- Born: John Rice 3 December 1951 Greg Rice 3 December 1951 (age 74) St. Mary's Hospital, West Palm Beach, Florida, USA
- Died: John Rice 5 November 2005 (aged 53)
- Cause of death: John Rice Complications of injuries
- Occupations: Estate agents Investors
- Known for: Shortest living twins (former)
- Height: 2 ft 10 in (86 cm)

= Rice brothers =

American brothers, identical twin dwarfs and television personalities

John Rice (December 3, 1951 – November 5, 2005) and Greg Rice (born December 3, 1951), sometimes known as the Rice Brothers or Rice Twins, were identical twin dwarfs, known throughout the United States for their appearances in various commercials and infomercials. Until the death of John Rice on November 5, 2005, the two held the world record for being the shortest living twins, standing only 2 ft 10 in.

==Early lives==
John and Greg Rice were born on December 3, 1951, at St. Mary's Hospital in West Palm Beach, Florida. Their biological mother abandoned them a few hours after giving birth, purportedly due to the diagnosis of dwarfism. After eight months of being cared for by hospital staff, the infants were taken in as foster children by Frank and Mildred Windsor. Mildred died when the boys were in eighth grade due to ovarian cancer. Following the loss of their foster mother and the death of their foster father three years later, the two were raised by their foster sister, Betty Windsor. Despite the difficulties of their condition as well as the loss of their foster parents, John and Greg participated in "normal" childhood activities such as the Boy Scouts, took regular classes throughout their education, and even played cornet in the junior high and high school band.

During their senior year at Palm Beach High School, John and Greg made money selling cleaning and personal care products door to door. After a number of years practicing their sales skills the two enrolled in community college, and after a year of school were promoted to training other salespeople in the company they worked for.

==Professional careers==
In the mid-seventies the Rice Brothers went into the real estate business, starting out as real estate agents and then successful investors. They later went into the motivational speaking business.

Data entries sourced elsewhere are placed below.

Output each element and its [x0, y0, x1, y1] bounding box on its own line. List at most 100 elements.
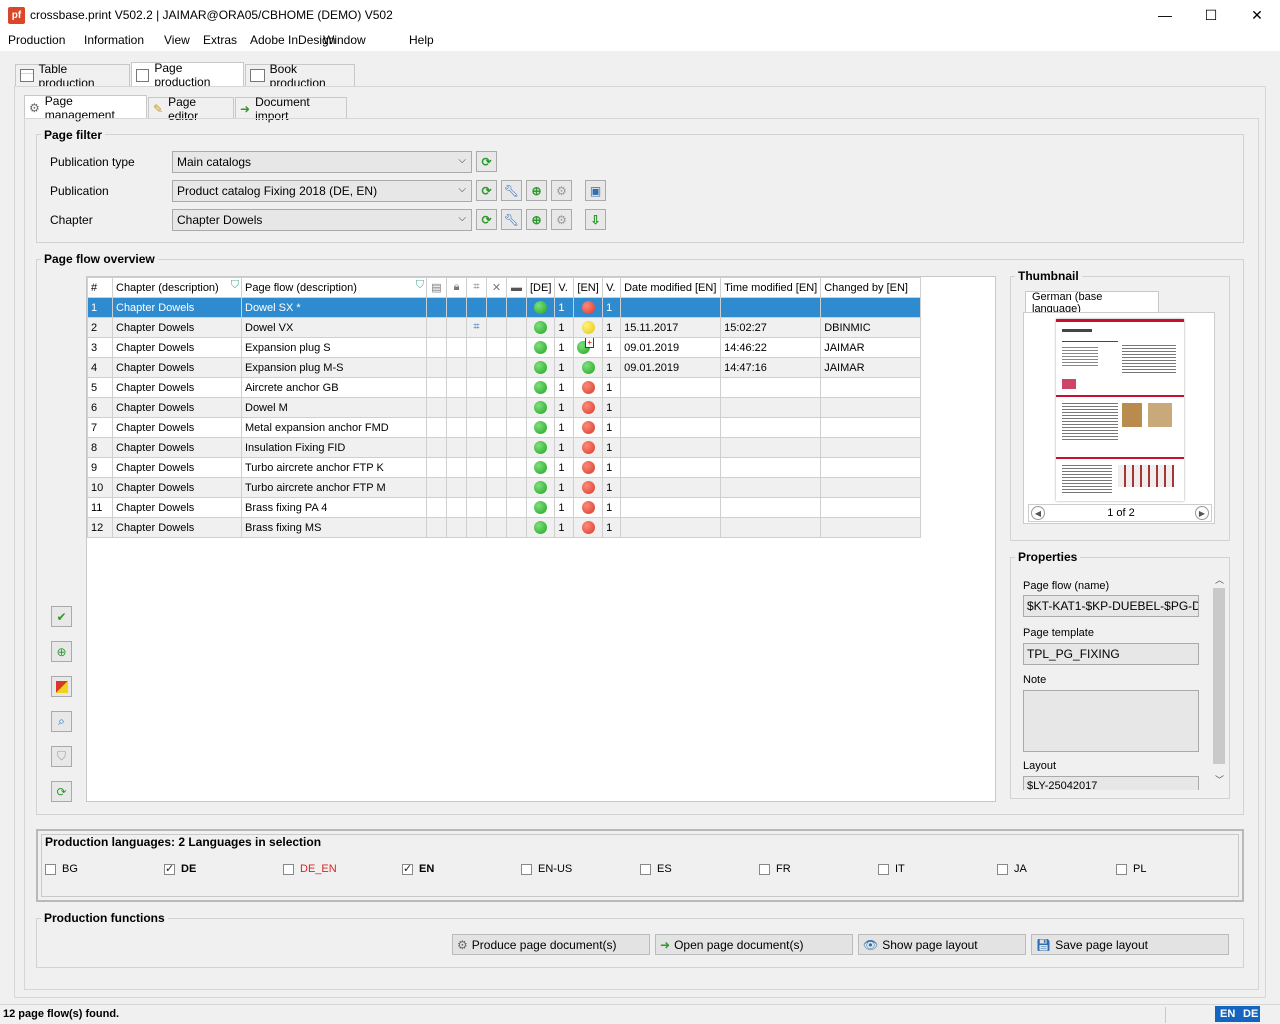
add-page-flow-button[interactable]: ⊕ [51, 641, 72, 662]
language-checkbox[interactable] [521, 863, 532, 875]
page-flow-cell[interactable]: Dowel M [241, 397, 427, 418]
de-status-cell[interactable] [525, 357, 556, 378]
edit-button[interactable]: 🔧︎ [501, 209, 522, 230]
column-header[interactable]: [DE] [525, 277, 556, 298]
lock-cell[interactable] [446, 457, 467, 478]
chapter-cell[interactable]: Chapter Dowels [112, 437, 242, 458]
column-header[interactable]: Time modified [EN] [720, 277, 822, 298]
add-button[interactable]: ⊕ [526, 209, 547, 230]
chapter-cell[interactable]: Chapter Dowels [112, 317, 242, 338]
row-number[interactable]: 2 [87, 317, 113, 338]
de-status-cell[interactable] [525, 337, 556, 358]
scroll-up-icon[interactable]: ︿ [1215, 573, 1224, 586]
row-number[interactable]: 9 [87, 457, 113, 478]
chapter-cell[interactable]: Chapter Dowels [112, 397, 242, 418]
page-flow-cell[interactable]: Turbo aircrete anchor FTP K [241, 457, 427, 478]
tab-document-import[interactable]: ➜ Document import [235, 95, 347, 123]
de-status-cell[interactable] [525, 297, 556, 318]
changed-by-cell[interactable] [820, 517, 922, 538]
en-version-cell[interactable]: 1 [602, 297, 622, 318]
en-version-cell[interactable]: 1 [602, 477, 622, 498]
page-flow-cell[interactable]: Expansion plug M-S [241, 357, 427, 378]
delete-cell[interactable] [486, 437, 507, 458]
language-checkbox[interactable] [283, 863, 294, 875]
archive-cell[interactable] [506, 397, 527, 418]
column-header-status[interactable]: ▤ [426, 277, 447, 298]
delete-cell[interactable] [486, 337, 507, 358]
settings-button[interactable]: ⚙ [551, 209, 572, 230]
table-row[interactable]: 11 Chapter Dowels Brass fixing PA 411 [87, 497, 922, 518]
chapter-cell[interactable]: Chapter Dowels [112, 477, 242, 498]
de-status-cell[interactable] [525, 477, 556, 498]
row-number[interactable]: 1 [87, 297, 113, 318]
column-header[interactable]: Chapter (description) ⛉ [112, 277, 242, 298]
archive-cell[interactable] [506, 437, 527, 458]
page-flow-cell[interactable]: Expansion plug S [241, 337, 427, 358]
refresh-button[interactable]: ⟳ [476, 209, 497, 230]
de-status-cell[interactable] [525, 377, 556, 398]
page-flow-cell[interactable]: Brass fixing PA 4 [241, 497, 427, 518]
page-flow-cell[interactable]: Metal expansion anchor FMD [241, 417, 427, 438]
time-modified-cell[interactable]: 14:46:22 [720, 337, 822, 358]
table-row[interactable]: 5 Chapter Dowels Aircrete anchor GB 1 1 [87, 377, 922, 398]
menu-extras[interactable]: Extras [203, 33, 237, 47]
time-modified-cell[interactable]: 14:47:16 [720, 357, 822, 378]
column-header[interactable]: # [87, 277, 113, 298]
settings-button[interactable]: ⚙ [551, 180, 572, 201]
archive-cell[interactable] [506, 357, 527, 378]
chapter-cell[interactable]: Chapter Dowels [112, 457, 242, 478]
page-template-field[interactable]: TPL_PG_FIXING [1023, 643, 1199, 665]
chapter-cell[interactable]: Chapter Dowels [112, 297, 242, 318]
en-version-cell[interactable]: 1 [602, 457, 622, 478]
lock-cell[interactable] [446, 297, 467, 318]
tab-german-base-language[interactable]: German (base language) [1025, 291, 1159, 315]
date-modified-cell[interactable] [620, 517, 722, 538]
en-version-cell[interactable]: 1 [602, 497, 622, 518]
column-header[interactable]: [EN] [573, 277, 604, 298]
refresh-button[interactable]: ⟳ [476, 151, 497, 172]
chapter-cell[interactable]: Chapter Dowels [112, 377, 242, 398]
date-modified-cell[interactable] [620, 497, 722, 518]
row-number[interactable]: 6 [87, 397, 113, 418]
save-page-layout-button[interactable]: 💾︎ Save page layout [1031, 934, 1229, 955]
de-status-cell[interactable] [525, 517, 556, 538]
lock-cell[interactable] [446, 317, 467, 338]
lock-cell[interactable] [446, 497, 467, 518]
de-version-cell[interactable]: 1 [554, 317, 575, 338]
language-checkbox[interactable] [640, 863, 651, 875]
de-version-cell[interactable]: 1 [554, 477, 575, 498]
en-status-cell[interactable]: + [573, 337, 604, 358]
menu-help[interactable]: Help [409, 33, 434, 47]
lock-cell[interactable] [446, 517, 467, 538]
archive-cell[interactable] [506, 477, 527, 498]
status-language-en[interactable]: EN [1215, 1006, 1241, 1022]
delete-cell[interactable] [486, 417, 507, 438]
layout-cell[interactable] [466, 337, 487, 358]
language-option-de_en[interactable]: DE_EN [283, 863, 337, 875]
archive-cell[interactable] [506, 517, 527, 538]
en-status-cell[interactable] [573, 297, 604, 318]
approve-button[interactable]: ✔ [51, 606, 72, 627]
layout-cell[interactable] [466, 517, 487, 538]
date-modified-cell[interactable]: 09.01.2019 [620, 357, 722, 378]
properties-scrollbar[interactable]: ︿ ﹀ [1212, 573, 1226, 789]
scrollbar-thumb[interactable] [1213, 588, 1225, 764]
date-modified-cell[interactable] [620, 297, 722, 318]
language-option-it[interactable]: IT [878, 863, 905, 875]
language-checkbox[interactable] [1116, 863, 1127, 875]
tab-book-production[interactable]: Book production [245, 62, 355, 90]
column-header[interactable]: Page flow (description) ⛉ [241, 277, 427, 298]
column-header-layout[interactable]: ⌗ [466, 277, 487, 298]
status-cell[interactable] [426, 437, 447, 458]
column-header-lock[interactable]: 🔒︎ [446, 277, 467, 298]
chapter-cell[interactable]: Chapter Dowels [112, 417, 242, 438]
next-page-button[interactable]: ▶ [1195, 506, 1209, 520]
en-status-cell[interactable] [573, 317, 604, 338]
language-option-en-us[interactable]: EN-US [521, 863, 572, 875]
de-version-cell[interactable]: 1 [554, 377, 575, 398]
delete-cell[interactable] [486, 517, 507, 538]
changed-by-cell[interactable] [820, 497, 922, 518]
column-header-archive[interactable]: ▬ [506, 277, 527, 298]
table-row[interactable]: 4 Chapter Dowels Expansion plug M-S 1 1 09.01… [87, 357, 922, 378]
tab-page-management[interactable]: ⚙ Page management [24, 94, 147, 122]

In 1980, the brothers appeared in Hardly Working, a comedy directed by Jerry Lewis. The twins appeared on the television series Real People as motivational speakers, and then went on to play landlords in the 1981 television series Foul Play. They also hosted a short-lived game show titled That Awful Quiz Show in 1982. In 1989, the twins appeared in commercials for a chain of pizza restaurants known as Pizza Factory.

In the 1990s, the twins became local celebrities in south Florida when they began starring in commercials for a pest control company.

==Death of John==
John Rice died November 5, 2005, from complications of injuries when he broke his leg coming out of a Palm Beach bank. He was scheduled for surgery and died as anesthesia was being applied.